WARRINGTON — A primary school teacher was featured in a recent BBC video as she gave an assignment to six-year-old children to write a love letter from a prince to his male servant, convincing him to “marry” him. The controversial assignment has received mixed reaction from viewers, as some support the idea and others find it wrong to present such concepts to impressionable minds.
The video, posted to the BBC’s social media page on Sept. 18, features Sarah Hopson of Bewsey Lodge Primary School in Warrington, as she explains to the children that she wants them to write the love letter as if they were the prince.

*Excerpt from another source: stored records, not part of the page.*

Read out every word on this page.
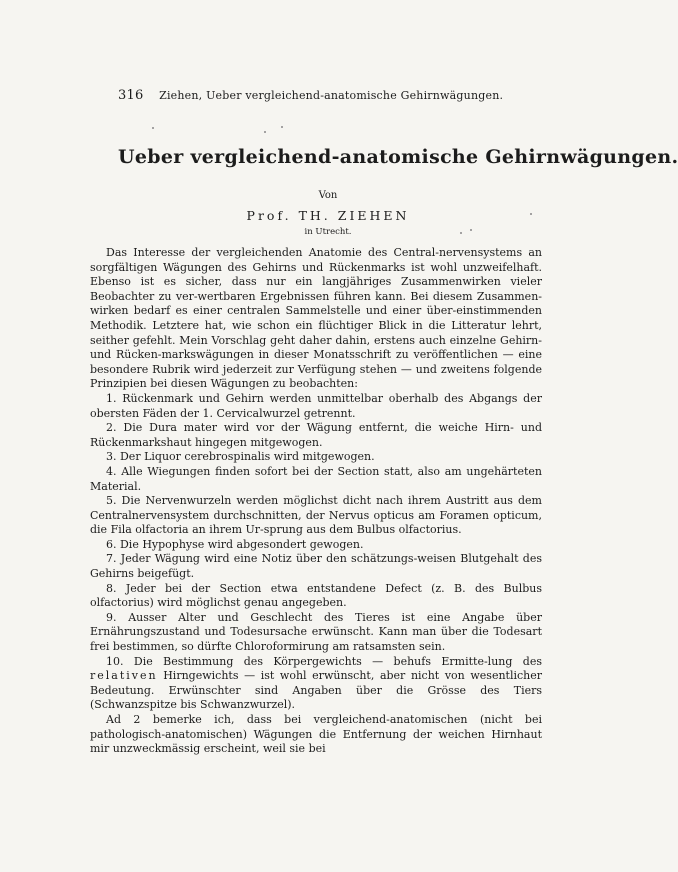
316 Ziehen, Ueber vergleichend-anatomische Gehirnwägungen.
Ueber vergleichend-anatomische Gehirnwägungen.
Von
Prof. TH. ZIEHEN
in Utrecht.

Das Interesse der vergleichenden Anatomie des Central-nervensystems an sorgfältigen Wägungen des Gehirns und Rückenmarks ist wohl unzweifelhaft. Ebenso ist es sicher, dass nur ein langjähriges Zusammenwirken vieler Beobachter zu ver-wertbaren Ergebnissen führen kann. Bei diesem Zusammen-wirken bedarf es einer centralen Sammelstelle und einer über-einstimmenden Methodik. Letztere hat, wie schon ein flüchtiger Blick in die Litteratur lehrt, seither gefehlt. Mein Vorschlag geht daher dahin, erstens auch einzelne Gehirn- und Rücken-markswägungen in dieser Monatsschrift zu veröffentlichen — eine besondere Rubrik wird jederzeit zur Verfügung stehen — und zweitens folgende Prinzipien bei diesen Wägungen zu beobachten:

1. Rückenmark und Gehirn werden unmittelbar oberhalb des Abgangs der obersten Fäden der 1. Cervicalwurzel getrennt.

2. Die Dura mater wird vor der Wägung entfernt, die weiche Hirn- und Rückenmarkshaut hingegen mitgewogen.

3. Der Liquor cerebrospinalis wird mitgewogen.

4. Alle Wiegungen finden sofort bei der Section statt, also am ungehärteten Material.

5. Die Nervenwurzeln werden möglichst dicht nach ihrem Austritt aus dem Centralnervensystem durchschnitten, der Nervus opticus am Foramen opticum, die Fila olfactoria an ihrem Ur-sprung aus dem Bulbus olfactorius.

6. Die Hypophyse wird abgesondert gewogen.

7. Jeder Wägung wird eine Notiz über den schätzungs-weisen Blutgehalt des Gehirns beigefügt.

8. Jeder bei der Section etwa entstandene Defect (z. B. des Bulbus olfactorius) wird möglichst genau angegeben.

9. Ausser Alter und Geschlecht des Tieres ist eine Angabe über Ernährungszustand und Todesursache erwünscht. Kann man über die Todesart frei bestimmen, so dürfte Chloroformirung am ratsamsten sein.

10. Die Bestimmung des Körpergewichts — behufs Ermitte-lung des relativen Hirngewichts — ist wohl erwünscht, aber nicht von wesentlicher Bedeutung. Erwünschter sind Angaben über die Grösse des Tiers (Schwanzspitze bis Schwanzwurzel).

Ad 2 bemerke ich, dass bei vergleichend-anatomischen (nicht bei pathologisch-anatomischen) Wägungen die Entfernung der weichen Hirnhaut mir unzweckmässig erscheint, weil sie bei
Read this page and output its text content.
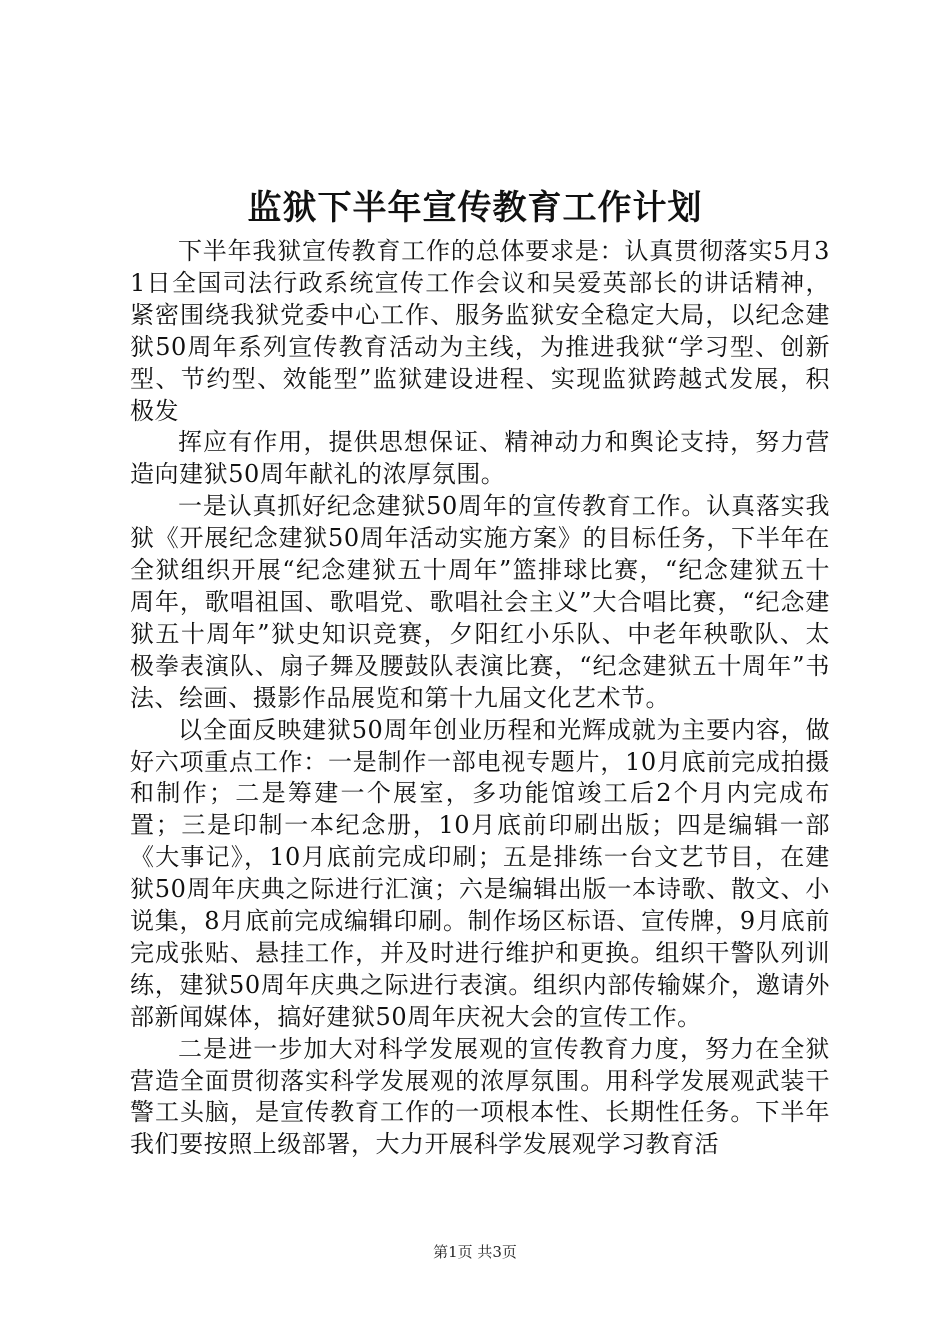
监狱下半年宣传教育工作计划

下半年我狱宣传教育工作的总体要求是：认真贯彻落实5月31日全国司法行政系统宣传工作会议和吴爱英部长的讲话精神，紧密围绕我狱党委中心工作、服务监狱安全稳定大局，以纪念建狱50周年系列宣传教育活动为主线，为推进我狱“学习型、创新型、节约型、效能型”监狱建设进程、实现监狱跨越式发展，积极发

挥应有作用，提供思想保证、精神动力和舆论支持，努力营造向建狱50周年献礼的浓厚氛围。

一是认真抓好纪念建狱50周年的宣传教育工作。认真落实我狱《开展纪念建狱50周年活动实施方案》的目标任务，下半年在全狱组织开展“纪念建狱五十周年”篮排球比赛，“纪念建狱五十周年，歌唱祖国、歌唱党、歌唱社会主义”大合唱比赛，“纪念建狱五十周年”狱史知识竞赛，夕阳红小乐队、中老年秧歌队、太极拳表演队、扇子舞及腰鼓队表演比赛，“纪念建狱五十周年”书法、绘画、摄影作品展览和第十九届文化艺术节。

以全面反映建狱50周年创业历程和光辉成就为主要内容，做好六项重点工作：一是制作一部电视专题片，10月底前完成拍摄和制作；二是筹建一个展室，多功能馆竣工后2个月内完成布置；三是印制一本纪念册，10月底前印刷出版；四是编辑一部《大事记》，10月底前完成印刷；五是排练一台文艺节目，在建狱50周年庆典之际进行汇演；六是编辑出版一本诗歌、散文、小说集，8月底前完成编辑印刷。制作场区标语、宣传牌，9月底前完成张贴、悬挂工作，并及时进行维护和更换。组织干警队列训练，建狱50周年庆典之际进行表演。组织内部传输媒介，邀请外部新闻媒体，搞好建狱50周年庆祝大会的宣传工作。

二是进一步加大对科学发展观的宣传教育力度，努力在全狱营造全面贯彻落实科学发展观的浓厚氛围。用科学发展观武装干警工头脑，是宣传教育工作的一项根本性、长期性任务。下半年我们要按照上级部署，大力开展科学发展观学习教育活

第1页 共3页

“You’re Prince Henry. You’re going to tell Thomas why it’s a brilliant idea for him to marry you,” she explains to the students.

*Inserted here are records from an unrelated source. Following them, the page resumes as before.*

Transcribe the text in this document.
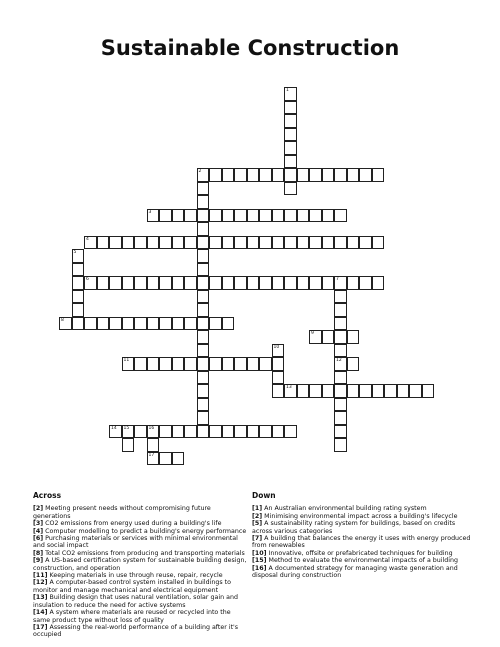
Sustainable Construction
1
2
3
4
5
6	7
12
8
9
10
11
13
14 15	16
17
Across

[2] Meeting present needs without compromising future generations

[3] CO2 emissions from energy used during a building's life

[4] Computer modelling to predict a building's energy performance

[6] Purchasing materials or services with minimal environmental and social impact

[8] Total CO2 emissions from producing and transporting materials

[9] A US-based certification system for sustainable building design, construction, and operation

[11] Keeping materials in use through reuse, repair, recycle

[12] A computer-based control system installed in buildings to monitor and manage mechanical and electrical equipment

[13] Building design that uses natural ventilation, solar gain and insulation to reduce the need for active systems

[14] A system where materials are reused or recycled into the same product type without loss of quality

[17] Assessing the real-world performance of a building after it's occupied

Down

[1] An Australian environmental building rating system

[2] Minimising environmental impact across a building's lifecycle

[5] A sustainability rating system for buildings, based on credits across various categories

[7] A building that balances the energy it uses with energy produced from renewables

[10] Innovative, offsite or prefabricated techniques for building

[15] Method to evaluate the environmental impacts of a building

[16] A documented strategy for managing waste generation and disposal during construction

The video shows the children sitting at their desk with lined paper bordered with hearts, writing “Dear Thomas” letters.
“They’re going to go out into that world and find this diversity around them, and they’ll find that at a young age as well,” Hopson told the outlet. “The more they can be accepting at this age, you’re not going to face it further on because the children will be accepting now, and will be accepting this diversity around them.”
The assignment was, according to all indications, based on the Pop ‘n’ Olly book “Prince Henry,” released in 2015. The story was also made into a video entitled “A Gay Fairytale for Kids.”
In the tale, Henry becomes close friends with his servant, Thomas, as they had similar interests and would have fun together. One day, Henry’s parents decide that it is time for their son to marry and send out invitations to any who might wish to be considered as a prospective partner. Henry turns down all the princes and princesses in the land, and states that he rather wishes to “marry” Thomas.
His father tells him that such is against the law, since Thomas is Henry’s poor servant and not a prince. Henry announces that he does not wish to be a prince if he cannot “marry” the person of his choice, and argues that all men are equal, whether rich or poor. His speech convinces his father, who then rips up the law. The two later “marry.”
Reaction to the BBC video featuring Hopson’s assignment based on the story has been mixed.
“Sad this has to be taught to override the teachings of bigoted parents,” one commenter wrote.
“This is awesome! I love that this school is so open! I taught lessons like this in my 7 years as a primary school teacher,” another remarked.
“Children at 6 years of age would marry their dog or favorite toy if asked; it’s not even in their spectrum of priorities. Why would you even have to teach them or pointedly direct them into any sort of relationship?” a third asked.
“This seems awfully like brainwashing about sexuality at far too young an age,” another stated.
“I’m more thankful everyday for private schools and homeschooling,” one said.
The late Anglican preacher J.C. Ryle (1816-1900) once exhorted, “[I]t is never too soon to strive and pray for the salvation of the souls of children–never too soon to speak to them as moral beings, and tell them of God, Christ, right and wrong. The devil, we may be quite sure, loses no time in endeavoring to influence the minds of young people. He begins with them even from childhood. Let us work hard to counteract him.”